I am working with the BLLIP 1987-89 WSJ Corpus Release 1 (https://catalog.ldc.upenn.edu/LDC2000T43).
I am trying to use NLTK's SyntaxCorpusReader class to read in the parsed sentences. I'm trying to get it to work with a simple example of just 1 file. Here is my code...
from nltk.corpus.reader import SyntaxCorpusReader path = '/corpus/wsj' filename = 'wsj1' reader = SyntaxCorpusReader('/corpus/wsj','wsj1')
I am able to see the raw text from the file.

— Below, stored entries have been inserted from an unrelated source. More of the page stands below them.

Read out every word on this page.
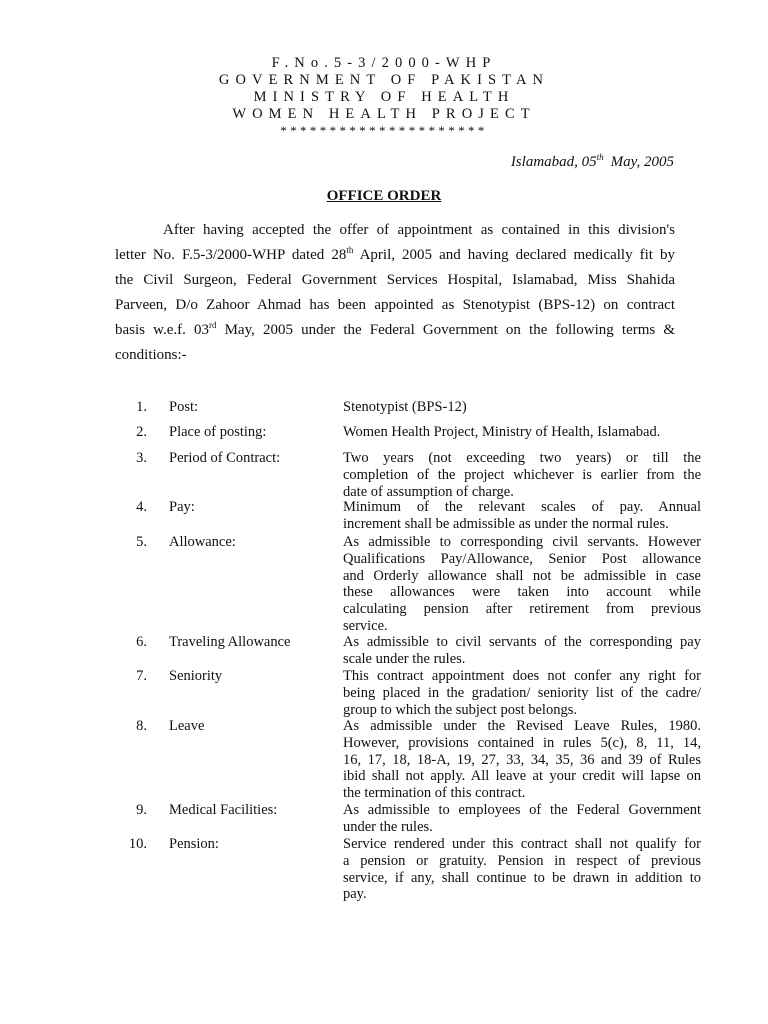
F.No.5-3/2000-WHP
GOVERNMENT OF PAKISTAN
MINISTRY OF HEALTH
WOMEN HEALTH PROJECT
*********************
Islamabad, 05th May, 2005
OFFICE ORDER
After having accepted the offer of appointment as contained in this division's
letter No. F.5-3/2000-WHP dated 28th April, 2005 and having declared medically fit by
the Civil Surgeon, Federal Government Services Hospital, Islamabad, Miss Shahida
Parveen, D/o Zahoor Ahmad has been appointed as Stenotypist (BPS-12) on contract
basis w.e.f. 03rd May, 2005 under the Federal Government on the following terms &
conditions:-
1. Post:	Stenotypist (BPS-12)
2. Place of posting:	Women Health Project, Ministry of Health, Islamabad.
3. Period of Contract:	Two years (not exceeding two years) or till the
completion of the project whichever is earlier from the
date of assumption of charge.
4. Pay:	Minimum of the relevant scales of pay. Annual
increment shall be admissible as under the normal rules.
5. Allowance:	As admissible to corresponding civil servants. However
Qualifications Pay/Allowance, Senior Post allowance
and Orderly allowance shall not be admissible in case
these allowances were taken into account while
calculating pension after retirement from previous
service.
6. Traveling Allowance	As admissible to civil servants of the corresponding pay
scale under the rules.
7. Seniority	This contract appointment does not confer any right for
being placed in the gradation/ seniority list of the cadre/
group to which the subject post belongs.
8. Leave	As admissible under the Revised Leave Rules, 1980.
However, provisions contained in rules 5(c), 8, 11, 14,
16, 17, 18, 18-A, 19, 27, 33, 34, 35, 36 and 39 of Rules
ibid shall not apply. All leave at your credit will lapse on
the termination of this contract.
9. Medical Facilities:	As admissible to employees of the Federal Government
under the rules.
10. Pension:	Service rendered under this contract shall not qualify for
a pension or gratuity. Pension in respect of previous
service, if any, shall continue to be drawn in addition to
pay.
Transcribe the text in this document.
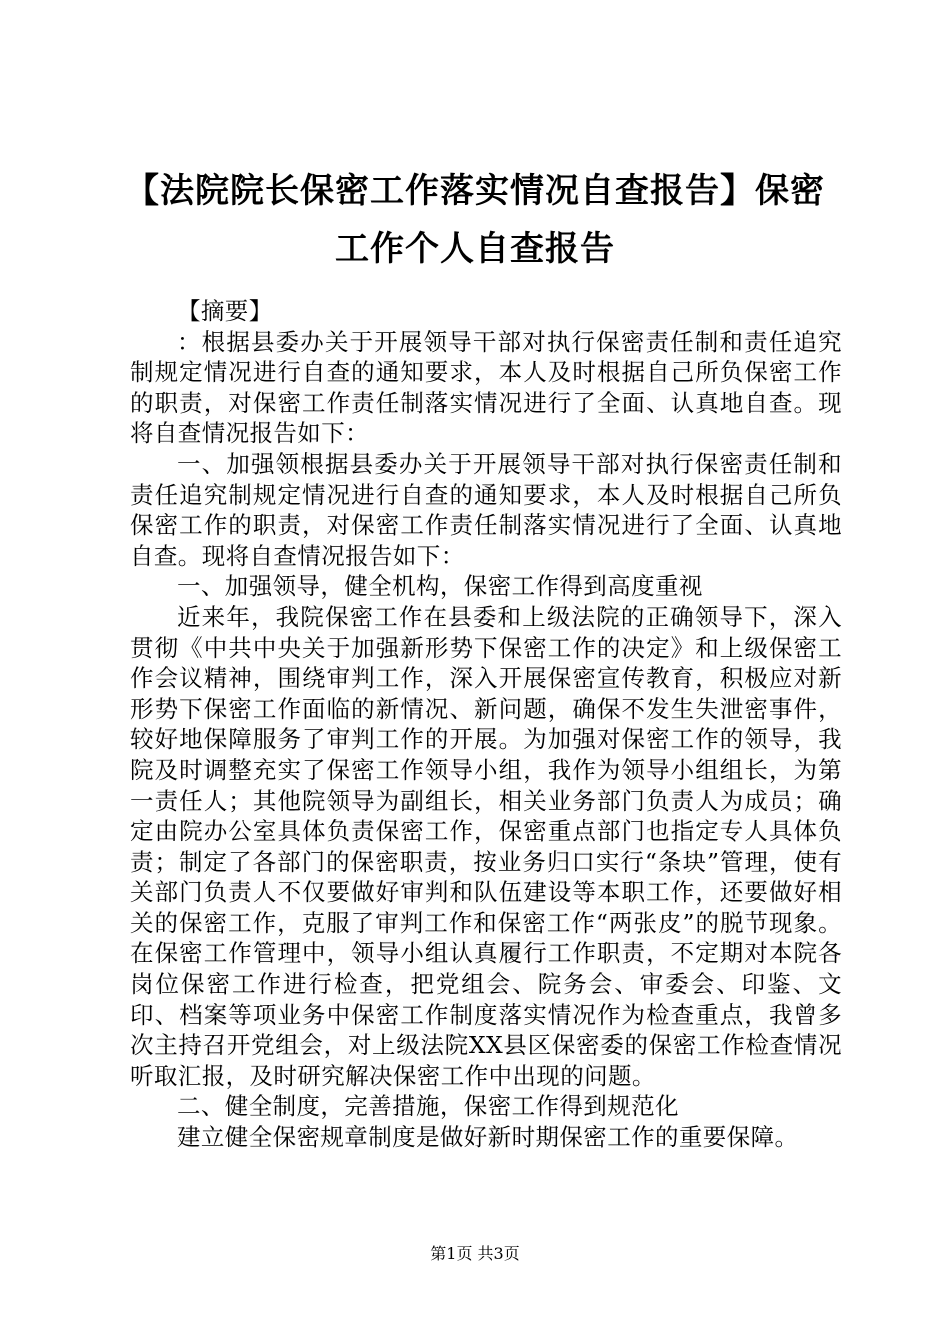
【法院院长保密工作落实情况自查报告】保密工作个人自查报告

【摘要】

：根据县委办关于开展领导干部对执行保密责任制和责任追究制规定情况进行自查的通知要求，本人及时根据自己所负保密工作的职责，对保密工作责任制落实情况进行了全面、认真地自查。现将自查情况报告如下：

一、加强领根据县委办关于开展领导干部对执行保密责任制和责任追究制规定情况进行自查的通知要求，本人及时根据自己所负保密工作的职责，对保密工作责任制落实情况进行了全面、认真地自查。现将自查情况报告如下：

一、加强领导，健全机构，保密工作得到高度重视

近来年，我院保密工作在县委和上级法院的正确领导下，深入贯彻《中共中央关于加强新形势下保密工作的决定》和上级保密工作会议精神，围绕审判工作，深入开展保密宣传教育，积极应对新形势下保密工作面临的新情况、新问题，确保不发生失泄密事件，较好地保障服务了审判工作的开展。为加强对保密工作的领导，我院及时调整充实了保密工作领导小组，我作为领导小组组长，为第一责任人；其他院领导为副组长，相关业务部门负责人为成员；确定由院办公室具体负责保密工作，保密重点部门也指定专人具体负责；制定了各部门的保密职责，按业务归口实行“条块”管理，使有关部门负责人不仅要做好审判和队伍建设等本职工作，还要做好相关的保密工作，克服了审判工作和保密工作“两张皮”的脱节现象。在保密工作管理中，领导小组认真履行工作职责，不定期对本院各岗位保密工作进行检查，把党组会、院务会、审委会、印鉴、文印、档案等项业务中保密工作制度落实情况作为检查重点，我曾多次主持召开党组会，对上级法院XX县区保密委的保密工作检查情况听取汇报，及时研究解决保密工作中出现的问题。

二、健全制度，完善措施，保密工作得到规范化

建立健全保密规章制度是做好新时期保密工作的重要保障。

第1页 共3页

It returns a string of the parsed sentences.
reader.raw() u"(S1 (S (PP-LOC (IN In)\n\t(NP (NP (DT a) (NN move))\n\t (SBAR (WHNP#0 (WDT that))\n\t (S (NP-SBJ (-NONE- *T*-0))\n\t (VP (MD would)\n\t (VP (VB represent)\n\t (NP (NP (DT a) (JJ major) (NN break))\n\t (PP (IN with) (NP (NN tradition))))\n\t (PP-LOC (IN in)\n\t (NP#1004 (DT the) (JJ legal) (NN profession)))))))))\n (, ,)\n (NP-SBJ#1005 (NP (NN law) (NNS firms))\n (PP-LOC (IN in) (NP#1006 (DT this) (NN city))))\n (VP (MD may)\n (VP (VB become)\n (NP (NP (DT the) (JJ first))\n\t(PP-LOC (IN in) (NP (DT the) (NN nation)))\n\t(SBAR (WHNP#1 (-NONE- 0))\n\t (S (NP-SBJ (-NONE- *T*-1))\n\t (VP (TO to)\n\t (VP (VB reward)\n\t (NP#1009 (NNS non-lawyers))\n\t (PP-MNR-CLR (IN with)\n\t (NP#1010 (NP (DT the) (VBN cherished) (NN title))\n\t (PP (IN of) (NP (NN partner))))))))))))\n (. .)))\n...'
But when I try to get the parsed sentences, I receive an error.
reader.parsed_sents() File "<stdin>", line 1, in <module> File "/usr/lib/python2.7/dist-packages/nltk/compat.py", line 487, in wrapper return method(self).encode('ascii', 'backslashreplace') File "/usr/lib/python2.7/dist-packages/nltk/util.py", line 664, in __repr__ for elt in self: File "/usr/lib/python2.7/dist-packages/nltk/corpus/reader/util.py", line 291, in iterate_from tokens = self.read_block(self._stream) File "/usr/lib/python2.7/dist-packages/nltk/corpus/reader/api.py", line 430, in _read_parsed_sent_block return list(filter(None, [self._parse(t) for t in self._read_block(stream)])) File "/usr/lib/python2.7/dist-packages/nltk/corpus/reader/api.py", line 378, in _read_block raise NotImplementedError() NotImplementedError
I'm not sure what the issue is. My goal was to read in the parsed sentences and use NLTK's tree class to extract the text of the sentences, and perhaps navigate the tree structure.